Procedure of Acquisition
Acquisitions are generally done with the intent to grow or expand the acquirer’s business. The acquirer’s management team typically stays in place, and the target’s employees and assets become part of the acquirer.
The procedure of acquisition is usually more complicated and takes longer than a merger.
Procedure of Merger
Both companies have to sign a Letter of Intent, which is a non-binding document that outlines the proposed transaction. Once the Letter of Intent is signed, the due diligence process begins.
This is when both companies exchange information and conduct investigations to make sure the merger is a good fit.

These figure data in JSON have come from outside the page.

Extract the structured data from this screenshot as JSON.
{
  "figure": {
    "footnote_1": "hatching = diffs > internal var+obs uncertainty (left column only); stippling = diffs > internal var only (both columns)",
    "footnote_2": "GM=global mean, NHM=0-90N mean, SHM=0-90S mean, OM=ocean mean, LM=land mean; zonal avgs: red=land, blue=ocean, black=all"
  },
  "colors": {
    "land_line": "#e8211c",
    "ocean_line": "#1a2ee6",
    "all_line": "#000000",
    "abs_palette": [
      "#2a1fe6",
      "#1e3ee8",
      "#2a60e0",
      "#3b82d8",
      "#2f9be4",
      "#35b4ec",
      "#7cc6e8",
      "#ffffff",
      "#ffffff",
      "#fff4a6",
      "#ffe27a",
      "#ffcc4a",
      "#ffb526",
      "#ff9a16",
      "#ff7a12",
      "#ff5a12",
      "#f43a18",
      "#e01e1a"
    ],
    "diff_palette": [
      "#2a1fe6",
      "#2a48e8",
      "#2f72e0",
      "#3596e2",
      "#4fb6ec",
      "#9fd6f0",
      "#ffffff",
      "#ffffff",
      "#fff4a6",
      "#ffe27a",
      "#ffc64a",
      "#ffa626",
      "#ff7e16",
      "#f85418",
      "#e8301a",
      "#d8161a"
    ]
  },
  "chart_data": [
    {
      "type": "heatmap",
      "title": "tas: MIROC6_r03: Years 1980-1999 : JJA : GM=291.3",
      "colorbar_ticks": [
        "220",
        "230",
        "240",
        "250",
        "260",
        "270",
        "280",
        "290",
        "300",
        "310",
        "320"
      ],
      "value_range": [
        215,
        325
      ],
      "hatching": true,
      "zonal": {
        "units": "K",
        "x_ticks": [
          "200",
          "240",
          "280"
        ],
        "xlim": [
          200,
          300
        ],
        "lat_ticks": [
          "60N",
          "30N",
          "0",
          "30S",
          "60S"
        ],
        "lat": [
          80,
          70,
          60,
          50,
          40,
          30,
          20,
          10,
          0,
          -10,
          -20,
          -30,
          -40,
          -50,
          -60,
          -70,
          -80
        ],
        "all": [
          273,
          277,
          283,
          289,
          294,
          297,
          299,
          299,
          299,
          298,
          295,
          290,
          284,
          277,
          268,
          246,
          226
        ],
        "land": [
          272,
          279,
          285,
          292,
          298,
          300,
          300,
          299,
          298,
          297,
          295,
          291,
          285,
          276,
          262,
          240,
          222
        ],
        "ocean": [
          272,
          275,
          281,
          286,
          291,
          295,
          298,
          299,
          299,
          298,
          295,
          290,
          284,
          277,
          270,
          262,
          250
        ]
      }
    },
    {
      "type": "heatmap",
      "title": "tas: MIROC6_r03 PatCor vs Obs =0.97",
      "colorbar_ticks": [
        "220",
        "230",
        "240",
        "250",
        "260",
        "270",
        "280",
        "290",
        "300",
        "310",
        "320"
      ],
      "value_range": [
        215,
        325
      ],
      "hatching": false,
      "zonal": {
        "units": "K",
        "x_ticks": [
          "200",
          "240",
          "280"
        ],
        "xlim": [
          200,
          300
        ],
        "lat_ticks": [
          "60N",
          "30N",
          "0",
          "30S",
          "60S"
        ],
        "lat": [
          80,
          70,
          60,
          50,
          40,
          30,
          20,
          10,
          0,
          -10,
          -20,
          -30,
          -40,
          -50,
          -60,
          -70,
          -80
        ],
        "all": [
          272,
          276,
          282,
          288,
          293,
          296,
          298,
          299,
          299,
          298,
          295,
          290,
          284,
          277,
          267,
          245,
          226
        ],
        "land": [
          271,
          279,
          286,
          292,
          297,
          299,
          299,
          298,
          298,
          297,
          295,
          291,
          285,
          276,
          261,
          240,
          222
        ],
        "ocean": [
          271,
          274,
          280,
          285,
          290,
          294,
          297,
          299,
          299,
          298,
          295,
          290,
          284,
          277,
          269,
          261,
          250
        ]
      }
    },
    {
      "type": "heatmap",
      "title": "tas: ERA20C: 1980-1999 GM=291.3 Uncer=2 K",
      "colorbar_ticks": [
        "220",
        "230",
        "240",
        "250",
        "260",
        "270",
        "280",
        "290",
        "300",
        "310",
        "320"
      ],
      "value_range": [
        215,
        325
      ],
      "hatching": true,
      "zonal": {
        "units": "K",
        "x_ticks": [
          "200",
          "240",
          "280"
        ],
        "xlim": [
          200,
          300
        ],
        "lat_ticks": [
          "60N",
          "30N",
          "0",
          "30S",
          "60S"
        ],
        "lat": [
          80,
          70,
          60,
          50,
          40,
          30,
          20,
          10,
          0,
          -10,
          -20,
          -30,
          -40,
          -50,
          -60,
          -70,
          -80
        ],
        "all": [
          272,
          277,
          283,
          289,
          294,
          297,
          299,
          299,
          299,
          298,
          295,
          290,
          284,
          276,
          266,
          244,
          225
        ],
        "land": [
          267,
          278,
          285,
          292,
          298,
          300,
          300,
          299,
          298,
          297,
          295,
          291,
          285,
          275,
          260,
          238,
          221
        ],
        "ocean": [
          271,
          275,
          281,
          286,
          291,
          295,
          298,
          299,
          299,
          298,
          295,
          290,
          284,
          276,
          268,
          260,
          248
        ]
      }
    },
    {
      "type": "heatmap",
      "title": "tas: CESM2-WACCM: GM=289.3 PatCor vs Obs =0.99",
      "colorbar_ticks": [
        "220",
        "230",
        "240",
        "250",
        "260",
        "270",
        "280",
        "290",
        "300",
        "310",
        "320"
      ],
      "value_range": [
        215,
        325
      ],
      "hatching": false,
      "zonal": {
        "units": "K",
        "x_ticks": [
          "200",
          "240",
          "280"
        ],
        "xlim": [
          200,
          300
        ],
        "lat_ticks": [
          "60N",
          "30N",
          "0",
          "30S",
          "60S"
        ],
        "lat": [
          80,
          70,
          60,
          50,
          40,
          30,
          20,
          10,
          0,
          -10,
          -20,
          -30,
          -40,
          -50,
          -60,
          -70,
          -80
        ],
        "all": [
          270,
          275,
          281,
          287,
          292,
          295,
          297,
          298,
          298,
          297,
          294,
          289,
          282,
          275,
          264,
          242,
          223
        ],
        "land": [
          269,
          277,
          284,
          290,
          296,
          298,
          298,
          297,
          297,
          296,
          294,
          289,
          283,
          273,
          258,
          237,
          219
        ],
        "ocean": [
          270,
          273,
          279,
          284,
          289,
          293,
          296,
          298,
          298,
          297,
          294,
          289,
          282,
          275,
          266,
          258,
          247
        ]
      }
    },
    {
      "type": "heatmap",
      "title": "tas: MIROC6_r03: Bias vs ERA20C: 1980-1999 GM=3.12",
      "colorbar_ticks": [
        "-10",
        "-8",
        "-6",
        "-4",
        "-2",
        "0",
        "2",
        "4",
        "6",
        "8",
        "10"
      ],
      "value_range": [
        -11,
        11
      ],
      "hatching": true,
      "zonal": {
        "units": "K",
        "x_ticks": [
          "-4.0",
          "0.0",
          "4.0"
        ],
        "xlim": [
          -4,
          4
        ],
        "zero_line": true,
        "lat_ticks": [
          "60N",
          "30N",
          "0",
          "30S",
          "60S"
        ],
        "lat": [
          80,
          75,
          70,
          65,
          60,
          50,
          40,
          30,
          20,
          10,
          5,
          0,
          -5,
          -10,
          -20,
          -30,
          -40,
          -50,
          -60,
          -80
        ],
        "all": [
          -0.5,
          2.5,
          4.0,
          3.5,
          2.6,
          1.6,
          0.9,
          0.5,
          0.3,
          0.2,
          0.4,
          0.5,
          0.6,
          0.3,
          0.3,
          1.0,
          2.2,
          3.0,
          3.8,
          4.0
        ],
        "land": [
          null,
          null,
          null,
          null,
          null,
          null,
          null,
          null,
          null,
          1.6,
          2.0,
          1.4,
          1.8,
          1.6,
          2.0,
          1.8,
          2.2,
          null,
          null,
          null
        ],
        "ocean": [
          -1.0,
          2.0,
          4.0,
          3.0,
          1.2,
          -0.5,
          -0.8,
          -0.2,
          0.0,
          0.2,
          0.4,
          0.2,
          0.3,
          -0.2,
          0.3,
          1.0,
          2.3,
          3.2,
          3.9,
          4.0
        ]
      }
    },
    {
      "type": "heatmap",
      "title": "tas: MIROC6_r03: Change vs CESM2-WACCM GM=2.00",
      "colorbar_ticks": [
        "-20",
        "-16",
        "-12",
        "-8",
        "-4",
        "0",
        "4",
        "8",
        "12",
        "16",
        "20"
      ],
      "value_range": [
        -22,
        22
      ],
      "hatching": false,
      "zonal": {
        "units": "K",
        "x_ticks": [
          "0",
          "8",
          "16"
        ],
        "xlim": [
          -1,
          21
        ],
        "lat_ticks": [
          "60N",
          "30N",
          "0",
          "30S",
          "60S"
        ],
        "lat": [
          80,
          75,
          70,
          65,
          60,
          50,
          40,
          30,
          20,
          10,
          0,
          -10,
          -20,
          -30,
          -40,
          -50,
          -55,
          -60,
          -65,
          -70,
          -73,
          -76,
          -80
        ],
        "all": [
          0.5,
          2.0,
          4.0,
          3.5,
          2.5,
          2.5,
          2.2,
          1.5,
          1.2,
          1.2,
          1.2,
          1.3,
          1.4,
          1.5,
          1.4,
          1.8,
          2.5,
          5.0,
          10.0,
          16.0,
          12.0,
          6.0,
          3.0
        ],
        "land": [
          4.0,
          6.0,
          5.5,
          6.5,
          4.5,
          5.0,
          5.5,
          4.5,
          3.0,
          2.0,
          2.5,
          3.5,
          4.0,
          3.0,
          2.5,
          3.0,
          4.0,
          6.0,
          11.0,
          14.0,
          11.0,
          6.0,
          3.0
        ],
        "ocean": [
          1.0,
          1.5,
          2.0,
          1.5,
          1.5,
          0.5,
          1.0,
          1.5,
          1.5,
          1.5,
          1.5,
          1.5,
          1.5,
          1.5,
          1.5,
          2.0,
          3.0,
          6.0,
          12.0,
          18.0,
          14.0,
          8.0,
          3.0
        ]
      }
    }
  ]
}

If it satisfies both companies with the results of the due diligence, they will sign a Merger Agreement, which is a binding contract. The final step is to obtain approval from the shareholders of both companies and the regulatory agencies.
If all goes well, the merger will be completed and the two companies will become one.
Know What Is Acquisition vs Merger
Acquisition vs merger is two different approaches when it comes to business. You must know what are they before you consider having them in your business.
Learn their advantages and disadvantages or even their procedure on how it’s done. With this, you will be able to choose what is best for your business.